HUITZILAC, Mexico (AP) — Schools and some businesses were closed and few people walked the streets of this town south of Mexico’s capital Tuesday, hours after five people were gunned down on the same street where another attack left eight dead just eight months earlier.
Huitzilac is at the center of a restive area in Morelos state with competing criminal organizations and illegal logging. Those killed were apparently campaigning for local positions managing the community’s collective resources, like the surrounding forest, ahead of an election scheduled for March.
Mayor César Dávila Díaz condemned the attack in a post on a social platform. “These acts have no justification and go against the principles of respect, coexistence and dialogue," he wrote.
An unknown number of gunmen attacked Monday evening along Huitzilac’s main street. On Tuesday morning, traces of blood and five candles were visible on the pavement.
José Romero, a 53-year-old farmer, who lives just feet from where the attack took place, said he was watching television when he heard the gunshots.
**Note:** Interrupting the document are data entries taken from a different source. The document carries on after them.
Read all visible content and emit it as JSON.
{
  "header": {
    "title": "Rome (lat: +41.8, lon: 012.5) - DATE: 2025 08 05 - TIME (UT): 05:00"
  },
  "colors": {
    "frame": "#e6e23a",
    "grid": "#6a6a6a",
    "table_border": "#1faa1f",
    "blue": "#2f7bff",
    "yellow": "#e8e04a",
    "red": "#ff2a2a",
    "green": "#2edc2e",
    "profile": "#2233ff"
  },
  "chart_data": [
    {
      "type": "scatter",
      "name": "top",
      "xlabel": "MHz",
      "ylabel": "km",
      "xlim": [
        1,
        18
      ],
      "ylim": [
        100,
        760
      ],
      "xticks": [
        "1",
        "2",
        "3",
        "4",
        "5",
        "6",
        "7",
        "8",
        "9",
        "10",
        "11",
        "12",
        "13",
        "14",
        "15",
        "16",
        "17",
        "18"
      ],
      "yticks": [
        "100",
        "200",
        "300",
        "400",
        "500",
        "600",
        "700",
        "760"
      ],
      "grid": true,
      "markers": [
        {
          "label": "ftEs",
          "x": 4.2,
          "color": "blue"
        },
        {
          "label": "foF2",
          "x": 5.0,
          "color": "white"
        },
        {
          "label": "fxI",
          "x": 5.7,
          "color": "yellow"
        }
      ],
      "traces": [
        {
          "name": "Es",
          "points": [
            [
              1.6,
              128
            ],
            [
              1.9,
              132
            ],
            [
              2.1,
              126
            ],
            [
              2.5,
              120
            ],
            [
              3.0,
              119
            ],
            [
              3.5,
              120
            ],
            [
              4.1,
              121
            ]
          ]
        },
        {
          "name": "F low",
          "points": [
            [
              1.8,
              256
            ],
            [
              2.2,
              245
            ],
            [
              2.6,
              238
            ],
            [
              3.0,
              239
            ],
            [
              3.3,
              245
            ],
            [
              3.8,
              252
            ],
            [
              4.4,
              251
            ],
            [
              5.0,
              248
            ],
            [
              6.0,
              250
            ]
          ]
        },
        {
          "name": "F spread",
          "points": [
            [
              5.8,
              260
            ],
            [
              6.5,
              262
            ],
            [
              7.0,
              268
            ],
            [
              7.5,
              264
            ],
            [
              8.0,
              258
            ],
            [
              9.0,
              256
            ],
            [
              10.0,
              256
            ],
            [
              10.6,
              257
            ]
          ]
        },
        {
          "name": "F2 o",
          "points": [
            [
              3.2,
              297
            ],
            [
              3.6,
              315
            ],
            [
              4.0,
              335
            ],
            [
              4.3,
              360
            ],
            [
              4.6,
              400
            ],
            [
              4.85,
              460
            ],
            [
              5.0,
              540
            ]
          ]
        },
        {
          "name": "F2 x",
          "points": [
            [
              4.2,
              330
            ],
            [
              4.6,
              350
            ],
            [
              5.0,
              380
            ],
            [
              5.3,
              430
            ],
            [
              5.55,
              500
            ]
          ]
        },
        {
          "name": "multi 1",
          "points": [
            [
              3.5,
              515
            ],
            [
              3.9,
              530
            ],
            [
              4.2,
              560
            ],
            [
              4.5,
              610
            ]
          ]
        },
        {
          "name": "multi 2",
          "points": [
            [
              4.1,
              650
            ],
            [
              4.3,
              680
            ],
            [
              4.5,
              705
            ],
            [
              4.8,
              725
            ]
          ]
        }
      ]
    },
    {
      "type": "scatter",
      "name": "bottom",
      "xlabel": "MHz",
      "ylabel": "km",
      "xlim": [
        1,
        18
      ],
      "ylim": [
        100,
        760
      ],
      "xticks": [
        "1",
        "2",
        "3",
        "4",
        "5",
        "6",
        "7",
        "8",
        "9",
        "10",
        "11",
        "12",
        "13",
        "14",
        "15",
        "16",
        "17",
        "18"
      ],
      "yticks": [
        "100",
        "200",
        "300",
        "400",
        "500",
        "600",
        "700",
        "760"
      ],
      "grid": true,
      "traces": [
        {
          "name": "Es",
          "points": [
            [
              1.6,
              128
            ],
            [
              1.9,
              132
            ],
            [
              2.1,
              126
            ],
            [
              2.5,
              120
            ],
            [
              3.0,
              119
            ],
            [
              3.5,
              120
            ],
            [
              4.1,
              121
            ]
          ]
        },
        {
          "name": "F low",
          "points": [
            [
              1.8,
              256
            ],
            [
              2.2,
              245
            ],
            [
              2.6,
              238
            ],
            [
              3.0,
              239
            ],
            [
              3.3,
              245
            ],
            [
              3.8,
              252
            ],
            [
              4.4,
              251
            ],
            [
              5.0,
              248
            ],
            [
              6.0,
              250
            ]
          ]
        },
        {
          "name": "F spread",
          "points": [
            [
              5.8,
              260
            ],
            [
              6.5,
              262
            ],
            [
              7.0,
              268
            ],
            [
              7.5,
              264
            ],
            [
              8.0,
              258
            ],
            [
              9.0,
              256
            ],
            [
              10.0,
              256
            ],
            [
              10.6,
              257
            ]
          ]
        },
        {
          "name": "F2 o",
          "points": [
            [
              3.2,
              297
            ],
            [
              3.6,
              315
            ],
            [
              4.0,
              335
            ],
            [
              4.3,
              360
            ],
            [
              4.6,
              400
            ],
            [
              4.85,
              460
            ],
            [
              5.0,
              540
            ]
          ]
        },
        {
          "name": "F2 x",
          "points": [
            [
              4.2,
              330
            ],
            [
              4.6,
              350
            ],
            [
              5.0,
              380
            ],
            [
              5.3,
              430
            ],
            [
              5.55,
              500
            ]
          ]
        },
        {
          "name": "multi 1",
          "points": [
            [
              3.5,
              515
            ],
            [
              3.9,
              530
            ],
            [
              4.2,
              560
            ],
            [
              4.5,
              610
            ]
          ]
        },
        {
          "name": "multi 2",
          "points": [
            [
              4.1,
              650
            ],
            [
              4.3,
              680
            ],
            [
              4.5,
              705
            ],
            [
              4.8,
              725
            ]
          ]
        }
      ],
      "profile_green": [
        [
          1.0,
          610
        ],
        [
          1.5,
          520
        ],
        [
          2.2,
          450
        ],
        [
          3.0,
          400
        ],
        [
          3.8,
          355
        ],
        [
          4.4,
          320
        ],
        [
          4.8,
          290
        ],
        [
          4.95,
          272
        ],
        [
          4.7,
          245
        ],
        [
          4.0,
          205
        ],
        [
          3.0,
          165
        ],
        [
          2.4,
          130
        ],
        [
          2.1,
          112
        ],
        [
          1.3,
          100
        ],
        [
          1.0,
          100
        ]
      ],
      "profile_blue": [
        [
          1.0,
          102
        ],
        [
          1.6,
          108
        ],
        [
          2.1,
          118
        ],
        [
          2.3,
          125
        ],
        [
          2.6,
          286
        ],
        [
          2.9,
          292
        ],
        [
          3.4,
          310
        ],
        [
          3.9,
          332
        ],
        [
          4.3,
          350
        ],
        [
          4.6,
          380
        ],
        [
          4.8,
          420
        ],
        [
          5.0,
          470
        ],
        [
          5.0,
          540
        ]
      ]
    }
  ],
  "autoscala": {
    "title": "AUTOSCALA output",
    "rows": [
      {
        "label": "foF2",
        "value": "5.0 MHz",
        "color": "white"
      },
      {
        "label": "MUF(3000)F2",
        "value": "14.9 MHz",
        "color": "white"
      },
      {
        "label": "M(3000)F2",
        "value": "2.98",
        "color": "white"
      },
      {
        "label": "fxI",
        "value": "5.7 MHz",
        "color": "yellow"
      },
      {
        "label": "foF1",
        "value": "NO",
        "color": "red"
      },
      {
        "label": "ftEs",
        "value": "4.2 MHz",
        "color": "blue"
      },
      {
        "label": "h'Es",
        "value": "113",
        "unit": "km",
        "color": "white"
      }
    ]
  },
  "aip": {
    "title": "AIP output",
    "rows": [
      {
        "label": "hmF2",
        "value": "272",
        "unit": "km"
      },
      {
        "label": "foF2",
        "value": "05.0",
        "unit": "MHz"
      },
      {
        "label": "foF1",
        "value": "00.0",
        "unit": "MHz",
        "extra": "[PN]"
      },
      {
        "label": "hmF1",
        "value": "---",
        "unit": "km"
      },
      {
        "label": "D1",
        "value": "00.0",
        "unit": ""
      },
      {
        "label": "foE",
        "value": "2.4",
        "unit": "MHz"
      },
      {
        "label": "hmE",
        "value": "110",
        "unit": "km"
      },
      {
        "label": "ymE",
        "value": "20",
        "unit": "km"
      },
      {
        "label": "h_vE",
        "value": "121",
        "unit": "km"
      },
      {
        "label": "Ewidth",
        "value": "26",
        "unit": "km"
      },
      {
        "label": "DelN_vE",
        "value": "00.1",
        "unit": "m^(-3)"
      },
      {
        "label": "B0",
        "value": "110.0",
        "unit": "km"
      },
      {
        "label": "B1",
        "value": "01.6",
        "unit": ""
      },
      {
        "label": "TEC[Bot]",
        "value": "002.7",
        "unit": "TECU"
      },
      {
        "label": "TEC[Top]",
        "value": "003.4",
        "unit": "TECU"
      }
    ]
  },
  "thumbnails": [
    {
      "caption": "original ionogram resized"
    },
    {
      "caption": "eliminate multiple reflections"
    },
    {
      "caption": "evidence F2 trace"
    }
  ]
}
He said the town’s security is up and down depending on the presence of security forces. When the National Guard is not present, these kinds of attacks occur, Romero said.
An attack last May targeted men who were drinking beer after a soccer match, just two weeks before Mexico’s presidential election.
President Claudia Sheinbaum, who won that election handily, took over a complicated security situation.
Scores of criminal organizations fight for territory across Mexico, seeking to ensure safe routes to smuggle migrants, drugs and guns, but also increasingly to extort communities.
Her administration has shown more willingness to go after criminal organizations than that of her predecessor Andrés Manuel López Obrador, but the hotspots stretch across the country. Factions of the Sinaloa cartel have been at war in Sinaloa's state capital for months.
The Sinaloa cartel and Jalisco New Generation cartels are fighting in a number of states ranging from central Michoacan to the southern state of Chiapas along the Guatemala border.
On Tuesday, body parts from an unknown number of victims were found along a highway in the Gulf coast state of Tabasco, as that state’s governor announced the arrival of 180 soldiers to address the surging violence.